There is little more exhilarating than the lightning speed of learning that you can only experience as a beginner. Savor the learning process itself. Play. Enjoy. Have fun! Visualize the end, and take baby steps.
Best regards,
Bob


 


Edited by canali - 11/12/11 at 9:30am
post #22 of 26
Quote:
Originally Posted by Gunnerbob View Post

 

http://www.mechanicsofsport.com/skiing/manoeuvres/skis_on.html

 

They're varying degrees of help, take them for what they are; no substitute for actual lessons with a real person.

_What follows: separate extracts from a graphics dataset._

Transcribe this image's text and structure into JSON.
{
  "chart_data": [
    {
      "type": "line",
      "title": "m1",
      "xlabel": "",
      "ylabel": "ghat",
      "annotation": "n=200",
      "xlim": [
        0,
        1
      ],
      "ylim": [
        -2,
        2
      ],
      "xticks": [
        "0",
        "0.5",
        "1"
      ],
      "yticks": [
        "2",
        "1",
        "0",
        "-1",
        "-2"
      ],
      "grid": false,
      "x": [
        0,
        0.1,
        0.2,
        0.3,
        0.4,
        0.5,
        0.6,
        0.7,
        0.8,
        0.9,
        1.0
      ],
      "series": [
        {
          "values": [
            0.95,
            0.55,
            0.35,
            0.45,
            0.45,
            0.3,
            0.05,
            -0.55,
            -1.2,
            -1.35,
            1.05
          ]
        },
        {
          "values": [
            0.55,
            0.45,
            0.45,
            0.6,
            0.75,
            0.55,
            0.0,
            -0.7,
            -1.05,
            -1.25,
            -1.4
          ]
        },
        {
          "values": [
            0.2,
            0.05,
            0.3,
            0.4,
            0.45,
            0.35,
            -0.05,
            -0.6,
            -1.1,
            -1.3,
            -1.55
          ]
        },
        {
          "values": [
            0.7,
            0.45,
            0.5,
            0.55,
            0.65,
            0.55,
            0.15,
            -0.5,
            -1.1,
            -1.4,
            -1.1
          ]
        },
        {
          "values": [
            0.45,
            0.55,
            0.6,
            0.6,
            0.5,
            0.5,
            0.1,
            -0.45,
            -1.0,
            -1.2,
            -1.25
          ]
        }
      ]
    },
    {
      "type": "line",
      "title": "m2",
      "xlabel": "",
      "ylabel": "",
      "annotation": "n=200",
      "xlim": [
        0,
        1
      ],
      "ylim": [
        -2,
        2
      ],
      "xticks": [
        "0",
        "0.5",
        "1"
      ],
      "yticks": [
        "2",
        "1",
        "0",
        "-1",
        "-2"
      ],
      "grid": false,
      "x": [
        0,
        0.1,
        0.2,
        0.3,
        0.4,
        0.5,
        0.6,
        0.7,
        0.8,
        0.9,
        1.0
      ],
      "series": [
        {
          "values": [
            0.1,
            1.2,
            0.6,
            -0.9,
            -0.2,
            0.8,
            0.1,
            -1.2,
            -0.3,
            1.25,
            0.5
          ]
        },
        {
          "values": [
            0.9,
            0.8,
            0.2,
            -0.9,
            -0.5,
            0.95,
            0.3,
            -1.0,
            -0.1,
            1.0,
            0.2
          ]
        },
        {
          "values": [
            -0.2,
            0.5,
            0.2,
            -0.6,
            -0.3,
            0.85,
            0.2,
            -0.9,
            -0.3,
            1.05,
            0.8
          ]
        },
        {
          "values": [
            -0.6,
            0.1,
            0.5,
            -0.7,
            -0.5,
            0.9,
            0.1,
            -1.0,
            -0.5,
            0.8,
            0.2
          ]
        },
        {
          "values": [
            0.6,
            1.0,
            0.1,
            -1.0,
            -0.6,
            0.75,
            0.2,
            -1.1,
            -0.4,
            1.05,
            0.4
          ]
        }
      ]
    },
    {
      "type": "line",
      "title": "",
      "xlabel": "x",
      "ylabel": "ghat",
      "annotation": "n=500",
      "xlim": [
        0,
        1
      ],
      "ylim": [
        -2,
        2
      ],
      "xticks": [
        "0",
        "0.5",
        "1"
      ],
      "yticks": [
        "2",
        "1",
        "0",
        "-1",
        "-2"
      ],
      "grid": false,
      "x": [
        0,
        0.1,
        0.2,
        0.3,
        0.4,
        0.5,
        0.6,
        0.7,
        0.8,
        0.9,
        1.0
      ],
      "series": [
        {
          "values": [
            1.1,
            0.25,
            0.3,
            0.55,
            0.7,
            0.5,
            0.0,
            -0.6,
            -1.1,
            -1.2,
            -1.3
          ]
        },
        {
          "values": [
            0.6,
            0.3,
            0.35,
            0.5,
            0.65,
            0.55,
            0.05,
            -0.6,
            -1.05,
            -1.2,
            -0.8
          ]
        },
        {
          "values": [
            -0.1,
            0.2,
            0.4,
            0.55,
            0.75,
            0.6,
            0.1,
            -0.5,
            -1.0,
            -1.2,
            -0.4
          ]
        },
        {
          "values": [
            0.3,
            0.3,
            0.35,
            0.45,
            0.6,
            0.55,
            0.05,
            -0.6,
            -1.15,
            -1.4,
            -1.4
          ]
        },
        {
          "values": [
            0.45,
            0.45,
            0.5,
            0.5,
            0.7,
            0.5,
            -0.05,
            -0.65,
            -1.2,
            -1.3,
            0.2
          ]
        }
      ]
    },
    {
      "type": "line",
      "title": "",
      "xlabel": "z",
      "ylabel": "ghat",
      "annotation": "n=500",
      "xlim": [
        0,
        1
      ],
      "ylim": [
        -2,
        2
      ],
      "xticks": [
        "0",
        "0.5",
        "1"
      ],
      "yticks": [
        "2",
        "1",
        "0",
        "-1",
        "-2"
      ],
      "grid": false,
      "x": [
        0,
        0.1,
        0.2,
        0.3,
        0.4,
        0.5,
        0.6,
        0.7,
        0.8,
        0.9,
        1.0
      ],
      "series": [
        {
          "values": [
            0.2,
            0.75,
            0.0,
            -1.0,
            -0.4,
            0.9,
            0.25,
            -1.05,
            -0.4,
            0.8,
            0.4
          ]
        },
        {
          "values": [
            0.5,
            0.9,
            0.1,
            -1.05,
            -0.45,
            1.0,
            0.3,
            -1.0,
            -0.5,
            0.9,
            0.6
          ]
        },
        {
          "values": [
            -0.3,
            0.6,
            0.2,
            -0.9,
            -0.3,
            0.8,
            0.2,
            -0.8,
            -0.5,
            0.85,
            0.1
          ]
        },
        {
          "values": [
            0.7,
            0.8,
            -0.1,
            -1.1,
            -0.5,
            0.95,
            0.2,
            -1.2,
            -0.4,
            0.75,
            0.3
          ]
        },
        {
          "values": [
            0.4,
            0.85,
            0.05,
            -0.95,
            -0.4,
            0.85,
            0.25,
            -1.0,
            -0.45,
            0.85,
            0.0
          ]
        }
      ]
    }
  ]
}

This link is only good for getting ski on and off the rest is out dated by 20 years IMO

 

post #23 of 26

Consider renting a helmet. Goggles aren't a must, but I wouldn't ski with out them.

 

Have fun.  Take small candy bars for the lift rides. 

 

Wear jeans with a sports team jacket - Dallas Cowboys jackets are always in fashion, America's team and all that.  If not renting a helmet, wear one of those furry rendezvous type caps.

 

Remember pizza, french fries... pizza, french fries... pizza, french fries.

post #24 of 26

uhhh, nix the jeans and team jackets, I suppose that was a joke....wear clothing that allows alot of freedom of movement and are at least fairly windproof and if possible water resistant. Layer your clothes with a wicking layer as your base and stay away from cotton-its not your friend skiing. Good warm insulated gloves or mitts will make you much more comfortable too, again preferably wind and water resistant if not proof. Just so you don't get off on the wrong foot...

post #25 of 26
Quote:
Originally Posted by bugs View Post

Consider renting a helmet. Goggles aren't a must, but I wouldn't ski with out them.

 

Have fun.  Take small candy bars for the lift rides. 

 

 



Some form of eye protection is a must.   I mean that.  With the reflection off the snow you need to protect the mach one eye ball.

 

post #26 of 26


Thats the best $30 you will ever spend on skiing.  But a solid beginning to burning multiples of $30 dollar increments.  Study hard you'll need a good job with lots of holidays!

 

Performance gear or not to be performance gear,  I reckon you will crash either just as well.   Just be careful of needing to pay for damage on performance skis,  sometimes this can be in the contract,  more so with demos though!

 

enjoy! 

 

 

Quote:
Originally Posted by LogicX View Post

My ski club does have a deal for 3 lessons for $30.  I will be doing that.  It would be really cool if I could keep buying lessons at that rate but I'm guessing it's a one time deal.